Post on Linkedin by Mr Adrian Tan, President of The Law Society of Singapore, writing in his personal capacity 

Dear CNN

You published a story: “As Singapore mourns the Queen, there’s little discussion about its colonial past”.

According to your story, when Queen Elizabeth died, many countries expressed anti-colonialist sentiments, but Singapore grieved. Your story claims Charles is popular among Singaporeans, and that here, colonialism is “forgiven and forgotten” and “romanticised for political reasons”.

Singaporeans know your article is bogus. Here are 3 statements you made which show how silly your article is.

Example 1: “Queen Elizabeth II’s death still elicited grief and reflection in [Singapore].”

“Grief”? No way. Like any other country, we were inundated with news of the Queen’s death (from media outlets such as CNN, no less). Some people commented on it, others were indifferent. Saying that her death “elicited grief” here is fake news.

Example 2: “In Singapore, a republic that appoints a president – currently Halimah Yacob – as its own ceremonial head of state, Charles seems relatively popular.”

Singapore used to have appointed Presidents, decades ago. We now have elected Presidents. Please update your knowledge on the country you’re writing about.

You also say Charles is popular because we named an orchid after him. But we do that for hundreds of foreign dignitaries who visit us. It’s a routine courtesy. It’s nothing to do with whether the person involved is popular.

Example 3: Still pushing the Charles narrative, in a section called “the Charles Effect”, you say, “Memes of Charles among younger Singaporeans have already sprung up on popular local discussion boards, suggesting the Royal Family’s legacy, for the moment at least, remains intact.”

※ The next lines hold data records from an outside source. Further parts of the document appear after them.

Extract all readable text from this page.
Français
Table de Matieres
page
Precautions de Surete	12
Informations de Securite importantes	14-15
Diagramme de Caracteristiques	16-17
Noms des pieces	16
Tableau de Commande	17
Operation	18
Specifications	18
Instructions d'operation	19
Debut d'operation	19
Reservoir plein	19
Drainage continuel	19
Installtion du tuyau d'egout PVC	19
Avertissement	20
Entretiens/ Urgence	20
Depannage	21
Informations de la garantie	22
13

CNN, I have news for you. If Singaporeans meme a person, it may not mean we respect that person. It usually means the opposite.

We know you haven’t done your research because you talk about “popular local discussion boards”. There are no such things. Your editors would know this if they’d simply asked the Hong Kong-based writer of your article to name the “popular local discussion boards” or share the memes she mentioned. Because I sure haven’t seen what she was referring to. And I live here.

I’m disappointed that, instead of focusing on accuracy, your writer is more intent on pushing an unsupportable narrative about Singaporeans being ignorant of our past, naively worshipping our colonial masters, and misled by our government.

It makes me wonder if your stories about other countries are just as misleading as this one you wrote about my country.

If I were King of Singapore, I’d decree that any foreign media who writes about Singapore should (a) interview a cross-section of people here, (b) have their story fact-checked by a bunch of people here, or (c) actually come to our island to have a look for themselves.

You know, basic reporter stuff.

Don’t just sit at a laptop, far away, and make stuff up to push a slanted story of country you don’t know.